Marián Čaučík, slowakischer Politiker bei den Christdemokraten
Der vorübergehenden Aufhebung des Jagdverbots könnte ein Viertel der Wolfspopulation des osteuropäischen Landes zum Opfer fallen, warnte der WWF. „Eine derart deutliche Reduzierung könnte nicht nur den Wölfen in der Slowakei, sondern auch den damit verbundenen Populationen in den Nachbarländern irreparablen Schaden zufügen.“ Die Umweltschützer sehen die Jagdfreigabe als politisch motivierte Annäherung an Jäger und Landwirte.
Auch der Opposition bietet der Vorstoß der Fico-Regierung neue Angriffsfläche. „Wir sind überzeugt, dass eine Massentötung von Bären übertrieben ist und die Situation nicht lösen wird“, sagte der Parlamentsabgeordnete Marián Čaučík von den Christdemokraten.
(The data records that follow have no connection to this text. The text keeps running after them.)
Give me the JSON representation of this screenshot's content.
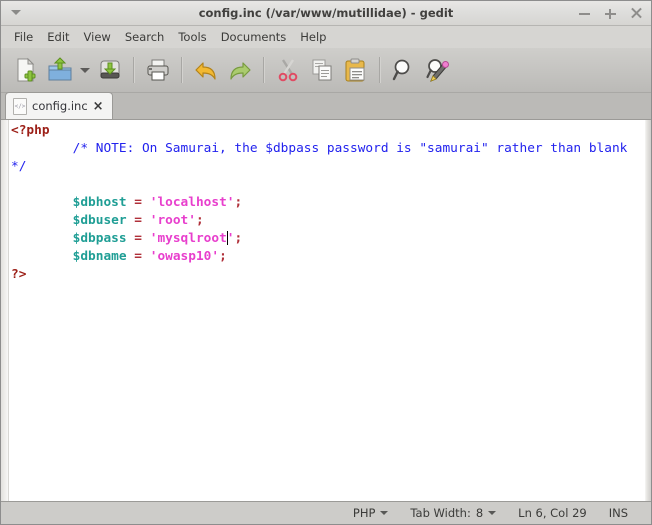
{
  "window": {
    "title": "config.inc (/var/www/mutillidae) - gedit",
    "controls": {
      "minimize": "minimize",
      "maximize": "maximize",
      "close": "close"
    }
  },
  "menubar": {
    "items": [
      {
        "label": "File"
      },
      {
        "label": "Edit"
      },
      {
        "label": "View"
      },
      {
        "label": "Search"
      },
      {
        "label": "Tools"
      },
      {
        "label": "Documents"
      },
      {
        "label": "Help"
      }
    ]
  },
  "toolbar": {
    "buttons": [
      {
        "name": "new-document",
        "icon": "new-file-icon"
      },
      {
        "name": "open-document",
        "icon": "open-folder-icon"
      },
      {
        "name": "open-dropdown",
        "icon": "chevron-down-icon"
      },
      {
        "name": "save-document",
        "icon": "save-icon"
      },
      {
        "name": "print-document",
        "icon": "print-icon"
      },
      {
        "name": "undo",
        "icon": "undo-arrow-icon"
      },
      {
        "name": "redo",
        "icon": "redo-arrow-icon"
      },
      {
        "name": "cut",
        "icon": "scissors-icon"
      },
      {
        "name": "copy",
        "icon": "copy-icon"
      },
      {
        "name": "paste",
        "icon": "clipboard-paste-icon"
      },
      {
        "name": "find",
        "icon": "magnifier-icon"
      },
      {
        "name": "find-replace",
        "icon": "magnifier-pencil-icon"
      }
    ]
  },
  "tabs": [
    {
      "label": "config.inc",
      "close": "×",
      "icon_glyph": "</>"
    }
  ],
  "editor": {
    "lines": [
      {
        "id": 1,
        "tokens": [
          {
            "t": "php",
            "v": "<?php"
          }
        ]
      },
      {
        "id": 2,
        "tokens": [
          {
            "t": "plain",
            "v": "        "
          },
          {
            "t": "cmt",
            "v": "/* NOTE: On Samurai, the $dbpass password is \"samurai\" rather than blank */"
          }
        ]
      },
      {
        "id": 3,
        "tokens": []
      },
      {
        "id": 4,
        "tokens": [
          {
            "t": "plain",
            "v": "        "
          },
          {
            "t": "var",
            "v": "$dbhost"
          },
          {
            "t": "plain",
            "v": " "
          },
          {
            "t": "op",
            "v": "="
          },
          {
            "t": "plain",
            "v": " "
          },
          {
            "t": "str",
            "v": "'localhost'"
          },
          {
            "t": "op",
            "v": ";"
          }
        ]
      },
      {
        "id": 5,
        "tokens": [
          {
            "t": "plain",
            "v": "        "
          },
          {
            "t": "var",
            "v": "$dbuser"
          },
          {
            "t": "plain",
            "v": " "
          },
          {
            "t": "op",
            "v": "="
          },
          {
            "t": "plain",
            "v": " "
          },
          {
            "t": "str",
            "v": "'root'"
          },
          {
            "t": "op",
            "v": ";"
          }
        ]
      },
      {
        "id": 6,
        "tokens": [
          {
            "t": "plain",
            "v": "        "
          },
          {
            "t": "var",
            "v": "$dbpass"
          },
          {
            "t": "plain",
            "v": " "
          },
          {
            "t": "op",
            "v": "="
          },
          {
            "t": "plain",
            "v": " "
          },
          {
            "t": "str",
            "v": "'mysqlroot"
          },
          {
            "t": "caret",
            "v": ""
          },
          {
            "t": "str",
            "v": "'"
          },
          {
            "t": "op",
            "v": ";"
          }
        ]
      },
      {
        "id": 7,
        "tokens": [
          {
            "t": "plain",
            "v": "        "
          },
          {
            "t": "var",
            "v": "$dbname"
          },
          {
            "t": "plain",
            "v": " "
          },
          {
            "t": "op",
            "v": "="
          },
          {
            "t": "plain",
            "v": " "
          },
          {
            "t": "str",
            "v": "'owasp10'"
          },
          {
            "t": "op",
            "v": ";"
          }
        ]
      },
      {
        "id": 8,
        "tokens": [
          {
            "t": "php",
            "v": "?>"
          }
        ]
      }
    ],
    "colors": {
      "php_tag": "#9c1f17",
      "comment": "#2222ee",
      "variable": "#1f9e95",
      "operator": "#b0303a",
      "string": "#e83fcd",
      "background": "#ffffff"
    }
  },
  "statusbar": {
    "language": "PHP",
    "tab_width_label": "Tab Width:",
    "tab_width_value": "8",
    "position": "Ln 6, Col 29",
    "insert_mode": "INS"
  }
}
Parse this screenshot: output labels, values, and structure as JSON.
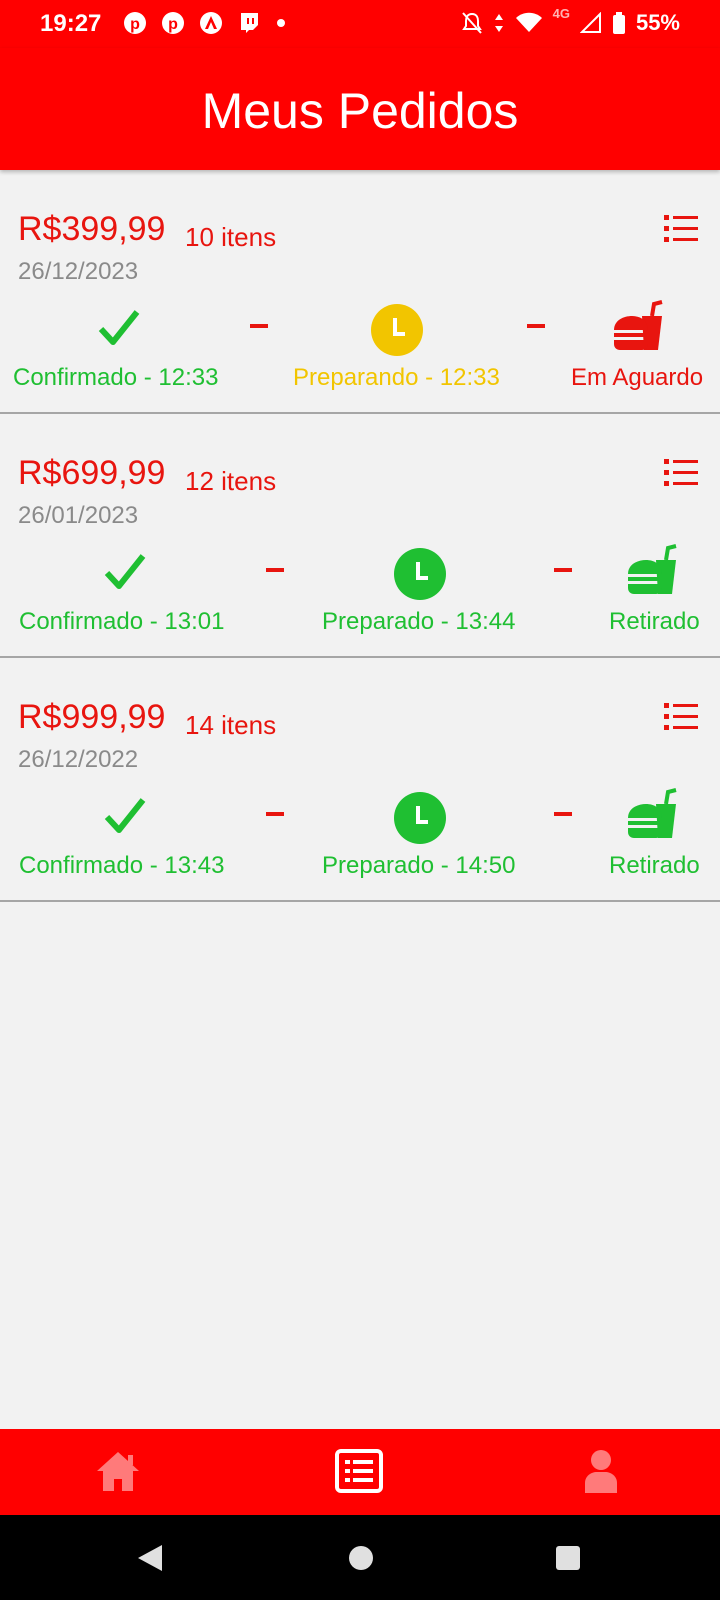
{
  "status_bar": {
    "time": "19:27",
    "battery": "55%",
    "network": "4G",
    "left_icons": [
      "pinterest-icon",
      "pinterest-icon",
      "arch-app-icon",
      "twitch-icon",
      "dot-icon"
    ],
    "right_icons": [
      "notifications-off-icon",
      "data-arrows-icon",
      "wifi-icon",
      "signal-icon",
      "battery-icon"
    ]
  },
  "header": {
    "title": "Meus Pedidos"
  },
  "colors": {
    "brand": "#ff0000",
    "price": "#e8150f",
    "done": "#1fbf32",
    "in_progress": "#f2c500",
    "date": "#8a8a8a"
  },
  "orders": [
    {
      "price": "R$399,99",
      "items": "10 itens",
      "date": "26/12/2023",
      "steps": [
        {
          "label": "Confirmado - 12:33",
          "state": "done",
          "icon": "check-icon"
        },
        {
          "label": "Preparando - 12:33",
          "state": "in_progress",
          "icon": "clock-icon"
        },
        {
          "label": "Em Aguardo",
          "state": "pending",
          "icon": "fast-food-icon"
        }
      ]
    },
    {
      "price": "R$699,99",
      "items": "12 itens",
      "date": "26/01/2023",
      "steps": [
        {
          "label": "Confirmado - 13:01",
          "state": "done",
          "icon": "check-icon"
        },
        {
          "label": "Preparado - 13:44",
          "state": "done",
          "icon": "clock-icon"
        },
        {
          "label": "Retirado",
          "state": "done",
          "icon": "fast-food-icon"
        }
      ]
    },
    {
      "price": "R$999,99",
      "items": "14 itens",
      "date": "26/12/2022",
      "steps": [
        {
          "label": "Confirmado - 13:43",
          "state": "done",
          "icon": "check-icon"
        },
        {
          "label": "Preparado - 14:50",
          "state": "done",
          "icon": "clock-icon"
        },
        {
          "label": "Retirado",
          "state": "done",
          "icon": "fast-food-icon"
        }
      ]
    }
  ],
  "bottom_nav": {
    "items": [
      {
        "icon": "home-icon",
        "active": false
      },
      {
        "icon": "list-icon",
        "active": true
      },
      {
        "icon": "user-icon",
        "active": false
      }
    ]
  },
  "system_nav": {
    "buttons": [
      "back-icon",
      "home-circle-icon",
      "recents-icon"
    ]
  }
}
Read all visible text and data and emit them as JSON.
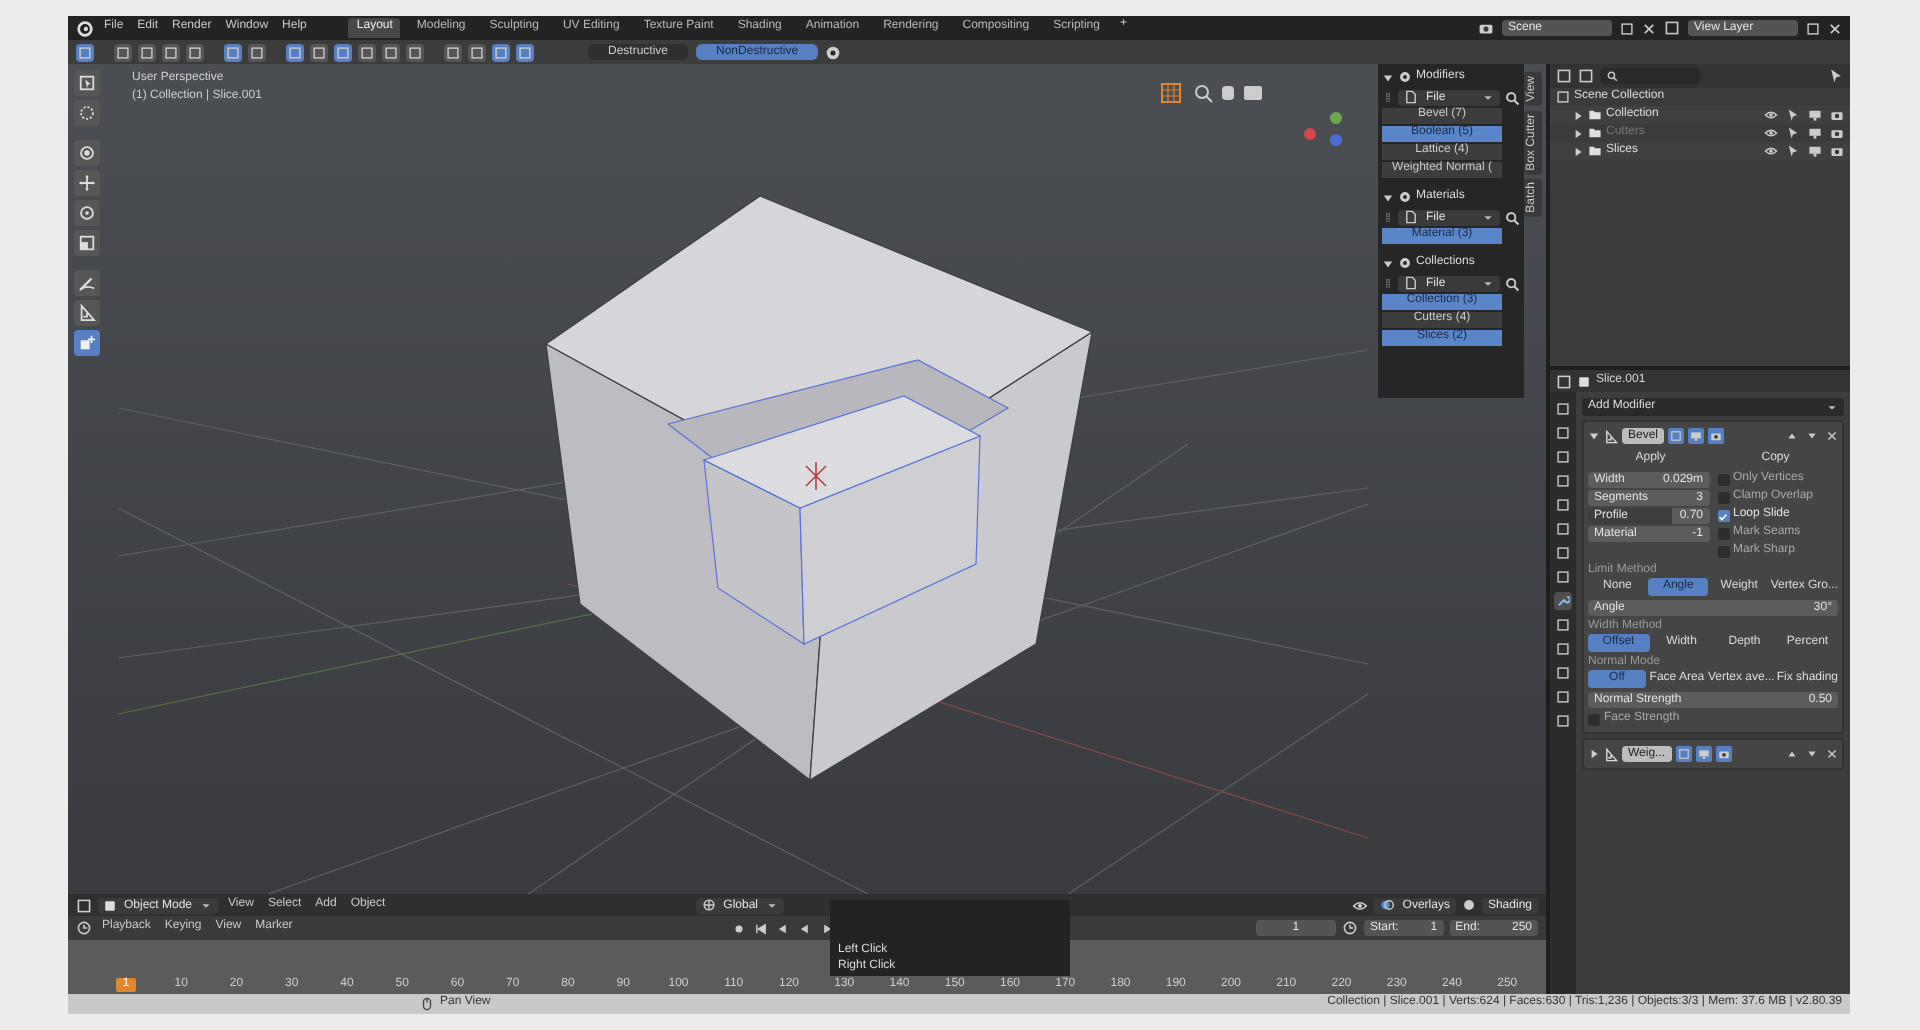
{
  "topbar": {
    "menus": [
      "File",
      "Edit",
      "Render",
      "Window",
      "Help"
    ],
    "workspaces": [
      {
        "label": "Layout",
        "selected": true
      },
      {
        "label": "Modeling",
        "selected": false
      },
      {
        "label": "Sculpting",
        "selected": false
      },
      {
        "label": "UV Editing",
        "selected": false
      },
      {
        "label": "Texture Paint",
        "selected": false
      },
      {
        "label": "Shading",
        "selected": false
      },
      {
        "label": "Animation",
        "selected": false
      },
      {
        "label": "Rendering",
        "selected": false
      },
      {
        "label": "Compositing",
        "selected": false
      },
      {
        "label": "Scripting",
        "selected": false
      }
    ],
    "add_tab": "+",
    "scene": "Scene",
    "view_layer": "View Layer"
  },
  "toolbar": {
    "tool_icons": [
      {
        "selected": true
      },
      {
        "selected": false
      },
      {
        "selected": false
      },
      {
        "selected": false
      },
      {
        "selected": false
      },
      {
        "selected": true
      },
      {
        "selected": false
      },
      {
        "selected": true
      },
      {
        "selected": false
      },
      {
        "selected": true
      },
      {
        "selected": false
      },
      {
        "selected": false
      },
      {
        "selected": false
      },
      {
        "selected": false
      },
      {
        "selected": false
      },
      {
        "selected": true
      },
      {
        "selected": true
      }
    ],
    "modes": [
      {
        "label": "Destructive",
        "selected": false
      },
      {
        "label": "NonDestructive",
        "selected": true
      }
    ]
  },
  "viewport": {
    "view_name": "User Perspective",
    "context": "(1) Collection | Slice.001",
    "tools": [
      {
        "kind": "select",
        "selected": false
      },
      {
        "kind": "cursor",
        "selected": false
      },
      {
        "kind": "move",
        "selected": false
      },
      {
        "kind": "translate",
        "selected": false
      },
      {
        "kind": "rotate",
        "selected": false
      },
      {
        "kind": "scale",
        "selected": false
      },
      {
        "kind": "annotate",
        "selected": false
      },
      {
        "kind": "measure",
        "selected": false
      },
      {
        "kind": "add",
        "selected": true
      }
    ],
    "header": {
      "mode": "Object Mode",
      "menus": [
        "View",
        "Select",
        "Add",
        "Object"
      ],
      "orientation": "Global",
      "overlays": "Overlays",
      "shading": "Shading"
    }
  },
  "side_panel": {
    "tabs": [
      "View",
      "Box Cutter",
      "Batch"
    ],
    "sections": [
      {
        "title": "Modifiers",
        "filter": "File",
        "items": [
          {
            "label": "Bevel (7)",
            "selected": false
          },
          {
            "label": "Boolean (5)",
            "selected": true
          },
          {
            "label": "Lattice (4)",
            "selected": false
          },
          {
            "label": "Weighted Normal (",
            "selected": false
          }
        ]
      },
      {
        "title": "Materials",
        "filter": "File",
        "items": [
          {
            "label": "Material (3)",
            "selected": true
          }
        ]
      },
      {
        "title": "Collections",
        "filter": "File",
        "items": [
          {
            "label": "Collection (3)",
            "selected": true
          },
          {
            "label": "Cutters (4)",
            "selected": false
          },
          {
            "label": "Slices (2)",
            "selected": true
          }
        ]
      }
    ]
  },
  "outliner": {
    "tree": [
      {
        "label": "Scene Collection",
        "children": [
          {
            "label": "Collection",
            "disabled": false
          },
          {
            "label": "Cutters",
            "disabled": true
          },
          {
            "label": "Slices",
            "disabled": false
          }
        ]
      }
    ]
  },
  "properties": {
    "object": "Slice.001",
    "add_modifier": "Add Modifier",
    "tabs": [
      {
        "selected": false
      },
      {
        "selected": false
      },
      {
        "selected": false
      },
      {
        "selected": false
      },
      {
        "selected": false
      },
      {
        "selected": false
      },
      {
        "selected": false
      },
      {
        "selected": false
      },
      {
        "selected": true
      },
      {
        "selected": false
      },
      {
        "selected": false
      },
      {
        "selected": false
      },
      {
        "selected": false
      },
      {
        "selected": false
      }
    ],
    "modifiers": [
      {
        "name": "Bevel",
        "expanded": true,
        "apply": "Apply",
        "copy": "Copy",
        "fields": [
          {
            "kind": "number",
            "label": "Width",
            "value": "0.029m"
          },
          {
            "kind": "number",
            "label": "Segments",
            "value": "3"
          },
          {
            "kind": "slider",
            "label": "Profile",
            "value": "0.70",
            "level": 0.7
          },
          {
            "kind": "number",
            "label": "Material",
            "value": "-1"
          }
        ],
        "checks": [
          {
            "label": "Only Vertices",
            "checked": false
          },
          {
            "label": "Clamp Overlap",
            "checked": false
          },
          {
            "label": "Loop Slide",
            "checked": true
          },
          {
            "label": "Mark Seams",
            "checked": false
          },
          {
            "label": "Mark Sharp",
            "checked": false
          }
        ],
        "limit_method": {
          "title": "Limit Method",
          "options": [
            {
              "label": "None",
              "selected": false
            },
            {
              "label": "Angle",
              "selected": true
            },
            {
              "label": "Weight",
              "selected": false
            },
            {
              "label": "Vertex Gro...",
              "selected": false
            }
          ]
        },
        "angle": {
          "label": "Angle",
          "value": "30°"
        },
        "width_method": {
          "title": "Width Method",
          "options": [
            {
              "label": "Offset",
              "selected": true
            },
            {
              "label": "Width",
              "selected": false
            },
            {
              "label": "Depth",
              "selected": false
            },
            {
              "label": "Percent",
              "selected": false
            }
          ]
        },
        "normal_mode": {
          "title": "Normal Mode",
          "options": [
            {
              "label": "Off",
              "selected": true
            },
            {
              "label": "Face Area",
              "selected": false
            },
            {
              "label": "Vertex ave...",
              "selected": false
            },
            {
              "label": "Fix shading",
              "selected": false
            }
          ]
        },
        "normal_strength": {
          "label": "Normal Strength",
          "value": "0.50"
        },
        "face_strength": {
          "label": "Face Strength",
          "checked": false
        }
      },
      {
        "name": "Weig...",
        "expanded": false
      }
    ]
  },
  "timeline": {
    "menus": [
      "Playback",
      "Keying",
      "View",
      "Marker"
    ],
    "current_frame": "1",
    "start_label": "Start:",
    "start_value": "1",
    "end_label": "End:",
    "end_value": "250",
    "ruler": [
      {
        "label": "1",
        "current": true
      },
      {
        "label": "10",
        "current": false
      },
      {
        "label": "20",
        "current": false
      },
      {
        "label": "30",
        "current": false
      },
      {
        "label": "40",
        "current": false
      },
      {
        "label": "50",
        "current": false
      },
      {
        "label": "60",
        "current": false
      },
      {
        "label": "70",
        "current": false
      },
      {
        "label": "80",
        "current": false
      },
      {
        "label": "90",
        "current": false
      },
      {
        "label": "100",
        "current": false
      },
      {
        "label": "110",
        "current": false
      },
      {
        "label": "120",
        "current": false
      },
      {
        "label": "130",
        "current": false
      },
      {
        "label": "140",
        "current": false
      },
      {
        "label": "150",
        "current": false
      },
      {
        "label": "160",
        "current": false
      },
      {
        "label": "170",
        "current": false
      },
      {
        "label": "180",
        "current": false
      },
      {
        "label": "190",
        "current": false
      },
      {
        "label": "200",
        "current": false
      },
      {
        "label": "210",
        "current": false
      },
      {
        "label": "220",
        "current": false
      },
      {
        "label": "230",
        "current": false
      },
      {
        "label": "240",
        "current": false
      },
      {
        "label": "250",
        "current": false
      }
    ]
  },
  "popup": [
    "Left Click",
    "Right Click"
  ],
  "status_bar": {
    "action": "Pan View",
    "stats": "Collection | Slice.001 | Verts:624 | Faces:630 | Tris:1,236 | Objects:3/3 | Mem: 37.6 MB | v2.80.39"
  }
}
Ihm zufolge wollten die Verantwortlichen in Bratislava einzig von ihrem Versagen bei der Eindämmung der Maulen- und Klauenseuche ablenken. Diese hochansteckende Seuche tauchte zuletzt in Ungarn und mehreren Landesteilen der Slowakei auf und versetzte auch Nachbarstaaten wie Österreich oder Tschechien in Alarmbereitschaft.